Manufacturers will likely feel pressure to rethink how and where they distribute products, especially to smaller or rural stores, where shipping is more expensive and inventory turns more slowly. That could mean fewer product launches or longer wait times in those markets, even though they stand to benefit most from fair pricing.

“If, all of a sudden, what they thought they were doing for the consumer ends up backfiring … then you start moving a little bit more in the middle,” Oakley said.

Transparency becomes crucial to avoid that kind of backlash, both with retail partners and policymakers. “They need to be transparent with the retailers and the government,” he said. “What they don’t want to do is make it to a point where business can’t be done.”

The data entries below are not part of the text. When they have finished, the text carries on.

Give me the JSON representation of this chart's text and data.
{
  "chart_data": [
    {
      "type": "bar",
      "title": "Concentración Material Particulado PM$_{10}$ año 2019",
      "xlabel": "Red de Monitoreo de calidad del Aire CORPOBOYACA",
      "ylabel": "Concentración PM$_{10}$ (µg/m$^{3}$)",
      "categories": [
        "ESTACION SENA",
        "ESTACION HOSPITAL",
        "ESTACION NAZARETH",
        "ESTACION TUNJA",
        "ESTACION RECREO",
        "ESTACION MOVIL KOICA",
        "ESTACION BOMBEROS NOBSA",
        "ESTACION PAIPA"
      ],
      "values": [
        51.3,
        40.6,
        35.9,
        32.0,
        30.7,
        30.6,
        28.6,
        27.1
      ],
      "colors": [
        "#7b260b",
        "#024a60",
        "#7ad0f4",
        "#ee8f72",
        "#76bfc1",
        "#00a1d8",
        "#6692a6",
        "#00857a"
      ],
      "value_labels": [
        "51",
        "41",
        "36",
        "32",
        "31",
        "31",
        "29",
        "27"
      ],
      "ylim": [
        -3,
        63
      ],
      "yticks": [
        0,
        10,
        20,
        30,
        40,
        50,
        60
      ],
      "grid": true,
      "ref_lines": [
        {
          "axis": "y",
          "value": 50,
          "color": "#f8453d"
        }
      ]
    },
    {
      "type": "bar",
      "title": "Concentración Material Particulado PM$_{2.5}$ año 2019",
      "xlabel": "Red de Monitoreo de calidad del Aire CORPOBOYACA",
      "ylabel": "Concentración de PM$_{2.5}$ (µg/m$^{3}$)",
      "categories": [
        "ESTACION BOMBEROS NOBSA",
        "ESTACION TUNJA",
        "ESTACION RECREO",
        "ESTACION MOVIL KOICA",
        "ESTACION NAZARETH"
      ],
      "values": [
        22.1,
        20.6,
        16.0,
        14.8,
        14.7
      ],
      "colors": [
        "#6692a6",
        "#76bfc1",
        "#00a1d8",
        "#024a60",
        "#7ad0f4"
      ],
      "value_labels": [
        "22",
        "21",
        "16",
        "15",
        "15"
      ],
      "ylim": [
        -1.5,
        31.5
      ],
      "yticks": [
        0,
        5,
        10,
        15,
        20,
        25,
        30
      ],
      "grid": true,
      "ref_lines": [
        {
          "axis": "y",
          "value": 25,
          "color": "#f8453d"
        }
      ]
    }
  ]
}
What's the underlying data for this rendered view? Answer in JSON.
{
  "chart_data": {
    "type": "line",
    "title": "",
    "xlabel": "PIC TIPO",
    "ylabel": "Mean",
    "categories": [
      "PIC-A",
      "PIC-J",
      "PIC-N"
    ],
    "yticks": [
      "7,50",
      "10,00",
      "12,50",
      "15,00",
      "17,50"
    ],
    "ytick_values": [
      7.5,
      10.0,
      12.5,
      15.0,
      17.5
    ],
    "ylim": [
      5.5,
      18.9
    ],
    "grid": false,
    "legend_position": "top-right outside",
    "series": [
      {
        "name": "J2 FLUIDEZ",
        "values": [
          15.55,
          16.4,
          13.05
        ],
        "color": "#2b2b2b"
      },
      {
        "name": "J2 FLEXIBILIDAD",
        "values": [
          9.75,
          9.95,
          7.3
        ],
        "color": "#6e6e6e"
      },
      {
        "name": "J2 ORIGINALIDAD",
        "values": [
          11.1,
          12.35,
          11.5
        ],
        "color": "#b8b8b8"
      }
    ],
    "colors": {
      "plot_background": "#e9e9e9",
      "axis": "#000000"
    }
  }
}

The FTC’s lawsuit against Southern Glazer’s signals that regulators are paying attention to the power dynamics reshaping modern commerce. If retail media continues to play an outsized role in pricing and product visibility, it will also face increased scrutiny.

This case offers hope for independent retailers. It warns manufacturers to reassess their pricing strategies and reminds retail media giants that dominance without transparency may no longer be sustainable.